Restriction enzyme digest

Restriction endonucleases, also called restriction enzymes, 'cut' or 'digest' DNA at specific sequences of bases. The restriction enzymes are named according to the prokaryotic organism from which they were isolated. For example, the restriction endonuclease EcoRI (pronounced “echo-are-one”) was originally isolated from E. coli giving it the “Eco” part of the name. “RI” indicates the particular version on the E. coli strain (RY13) and the fact that it was the first restriction enzyme isolated from this strain.

The sequence of DNA that is bound and cleaved by an endonuclease is called the recognition sequence or restriction site. These sequences are usually four or six base pairs long and palindromic, that is, they read the same 5’ to 3’ on the top and bottom strand of DNA. For example, the recognition sequence for EcoRI is 5’ GAATTC 3’ (see figure at right). EcoRI cleaves the phosphate backbone of DNA between the G and A of the recognition sequence, which generates overhangs or 'sticky ends' of double-stranded DNA.

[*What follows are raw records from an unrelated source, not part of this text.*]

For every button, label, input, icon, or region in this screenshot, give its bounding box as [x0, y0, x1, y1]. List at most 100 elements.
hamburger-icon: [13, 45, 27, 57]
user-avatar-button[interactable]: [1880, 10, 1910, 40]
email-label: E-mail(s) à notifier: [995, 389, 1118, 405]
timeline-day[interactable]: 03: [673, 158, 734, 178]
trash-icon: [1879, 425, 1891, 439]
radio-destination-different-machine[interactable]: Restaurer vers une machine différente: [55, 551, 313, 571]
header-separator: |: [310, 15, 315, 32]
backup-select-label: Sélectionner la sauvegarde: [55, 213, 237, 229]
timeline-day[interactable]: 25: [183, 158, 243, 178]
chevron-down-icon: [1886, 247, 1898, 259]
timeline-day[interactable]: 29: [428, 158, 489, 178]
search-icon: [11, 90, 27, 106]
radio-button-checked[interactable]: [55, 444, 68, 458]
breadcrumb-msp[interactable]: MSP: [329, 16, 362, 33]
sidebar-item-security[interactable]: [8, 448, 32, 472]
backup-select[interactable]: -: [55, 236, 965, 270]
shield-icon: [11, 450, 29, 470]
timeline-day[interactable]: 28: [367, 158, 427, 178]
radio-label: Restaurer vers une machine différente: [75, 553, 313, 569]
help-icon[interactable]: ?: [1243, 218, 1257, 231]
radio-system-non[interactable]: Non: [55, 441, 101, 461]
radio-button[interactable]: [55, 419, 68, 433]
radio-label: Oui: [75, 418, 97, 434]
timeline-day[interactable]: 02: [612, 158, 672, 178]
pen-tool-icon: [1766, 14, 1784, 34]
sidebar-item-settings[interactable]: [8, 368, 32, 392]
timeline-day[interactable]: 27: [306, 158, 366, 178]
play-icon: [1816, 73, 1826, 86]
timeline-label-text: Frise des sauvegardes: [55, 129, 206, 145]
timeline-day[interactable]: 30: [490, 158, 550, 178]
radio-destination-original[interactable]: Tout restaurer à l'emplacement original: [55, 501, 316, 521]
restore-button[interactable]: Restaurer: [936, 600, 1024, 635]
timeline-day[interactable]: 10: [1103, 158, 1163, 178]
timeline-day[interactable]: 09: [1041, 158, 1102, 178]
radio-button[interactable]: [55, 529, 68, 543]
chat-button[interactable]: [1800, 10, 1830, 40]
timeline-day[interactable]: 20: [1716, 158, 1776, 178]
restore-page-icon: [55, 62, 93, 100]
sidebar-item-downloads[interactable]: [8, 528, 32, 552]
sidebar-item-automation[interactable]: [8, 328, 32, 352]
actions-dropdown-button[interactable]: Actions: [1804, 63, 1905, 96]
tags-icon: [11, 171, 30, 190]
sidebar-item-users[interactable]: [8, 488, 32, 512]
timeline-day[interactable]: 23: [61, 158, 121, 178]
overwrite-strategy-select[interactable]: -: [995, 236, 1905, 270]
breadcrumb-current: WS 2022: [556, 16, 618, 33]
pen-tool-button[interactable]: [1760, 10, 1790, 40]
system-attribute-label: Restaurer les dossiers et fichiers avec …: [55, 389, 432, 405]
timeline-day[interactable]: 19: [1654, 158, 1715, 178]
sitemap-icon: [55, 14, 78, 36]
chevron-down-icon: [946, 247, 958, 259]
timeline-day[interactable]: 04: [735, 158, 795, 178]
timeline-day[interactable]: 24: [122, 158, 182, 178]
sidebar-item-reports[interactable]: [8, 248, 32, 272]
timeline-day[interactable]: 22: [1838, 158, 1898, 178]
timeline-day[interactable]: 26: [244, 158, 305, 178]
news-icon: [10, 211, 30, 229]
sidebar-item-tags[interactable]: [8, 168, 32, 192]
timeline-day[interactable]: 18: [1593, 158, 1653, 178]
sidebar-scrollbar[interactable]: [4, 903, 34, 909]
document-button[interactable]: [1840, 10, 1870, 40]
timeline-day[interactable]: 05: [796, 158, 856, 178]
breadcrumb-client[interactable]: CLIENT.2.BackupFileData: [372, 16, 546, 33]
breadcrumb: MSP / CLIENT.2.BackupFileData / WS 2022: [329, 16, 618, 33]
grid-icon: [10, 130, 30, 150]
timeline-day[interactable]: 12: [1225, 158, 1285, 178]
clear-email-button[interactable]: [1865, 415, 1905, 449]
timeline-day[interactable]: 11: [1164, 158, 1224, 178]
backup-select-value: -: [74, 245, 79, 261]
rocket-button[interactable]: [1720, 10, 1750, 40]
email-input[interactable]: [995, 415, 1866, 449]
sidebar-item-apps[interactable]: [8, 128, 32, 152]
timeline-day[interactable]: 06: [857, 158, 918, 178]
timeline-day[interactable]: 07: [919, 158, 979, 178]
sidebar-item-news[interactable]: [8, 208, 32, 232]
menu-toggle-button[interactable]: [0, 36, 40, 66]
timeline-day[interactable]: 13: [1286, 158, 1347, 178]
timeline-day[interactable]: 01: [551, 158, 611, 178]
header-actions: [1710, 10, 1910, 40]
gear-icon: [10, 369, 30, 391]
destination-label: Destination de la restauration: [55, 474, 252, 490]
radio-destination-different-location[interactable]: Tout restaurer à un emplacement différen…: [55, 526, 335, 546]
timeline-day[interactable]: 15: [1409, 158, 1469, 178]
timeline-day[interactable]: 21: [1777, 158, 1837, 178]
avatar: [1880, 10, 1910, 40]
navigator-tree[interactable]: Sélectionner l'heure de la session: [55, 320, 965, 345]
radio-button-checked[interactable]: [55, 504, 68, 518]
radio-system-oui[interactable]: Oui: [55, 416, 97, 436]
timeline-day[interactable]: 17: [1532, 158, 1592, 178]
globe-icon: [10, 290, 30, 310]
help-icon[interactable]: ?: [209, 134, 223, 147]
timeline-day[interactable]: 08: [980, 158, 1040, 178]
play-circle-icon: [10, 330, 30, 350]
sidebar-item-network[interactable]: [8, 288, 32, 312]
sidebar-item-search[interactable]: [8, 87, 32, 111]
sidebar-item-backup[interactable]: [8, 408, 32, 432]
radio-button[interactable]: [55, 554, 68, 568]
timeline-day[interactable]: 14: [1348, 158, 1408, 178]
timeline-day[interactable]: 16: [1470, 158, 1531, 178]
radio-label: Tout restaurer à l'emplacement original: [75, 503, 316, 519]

Unlike EcoRI, some other restriction enzymes cut precisely in the middle of the palindromic DNA sequence, thus leaving no overhangs after digestion. The single-stranded overhangs resulting from DNA digestion by enzymes such as EcoRI are called sticky ends, while double-stranded ends resulting from digestion by enzymes such as HaeIII are called blunt ends. HaeIII recognizes 5’ GGCC 3’ and upon recognition cuts in the center of the sequence.

Ligation

In a ligation reaction, DNA ends are covalently attached to one another via the ligase enzyme. The efficiency of the reaction is related to type of DNA ends: compatible sticky ends will ligate more efficiently than blunt ends, and non-compatible sticky ends will not be ligated due to the lack of hydrogen bonding between the basepairs. To initiate the ligation reaction, hydrogen bonds are formed between the compatible overhangs of DNA fragments. The ligase enzyme then forms a covalent phosphodiester bond between the 3' hydroxyl end of the 'acceptor' nucleotide and the 5' phosphodiester end of the 'donor' nucleotide.

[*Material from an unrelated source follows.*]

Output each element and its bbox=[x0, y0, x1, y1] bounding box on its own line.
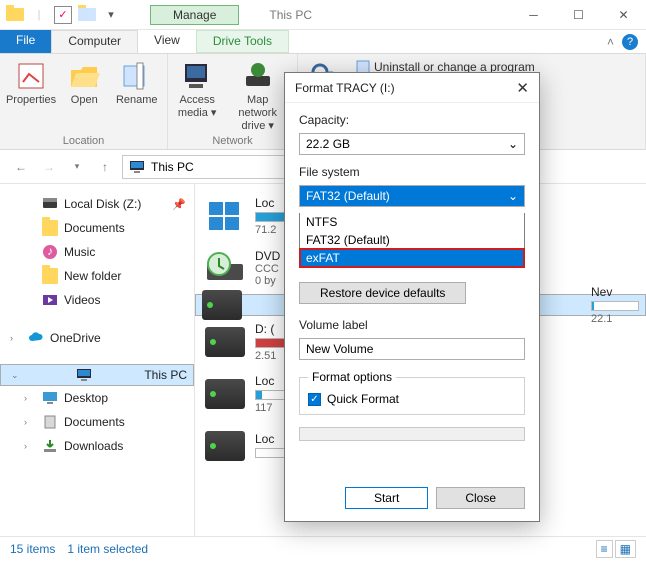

The first step in this process is the addition of AMP (adenylation) to a lysine residue within the active site of DNA ligase, which releases a pyrophosphate. Next, the AMP is transferred to the 5' phosphate of the donor nucleotide resulting in the formation of a pyrophosphate bond. Lastly, a phosphodiester bond is formed between the 5' phosphate of the donor nucleotide and the 3' hydroxyl of the 3' acceptor nucleotide.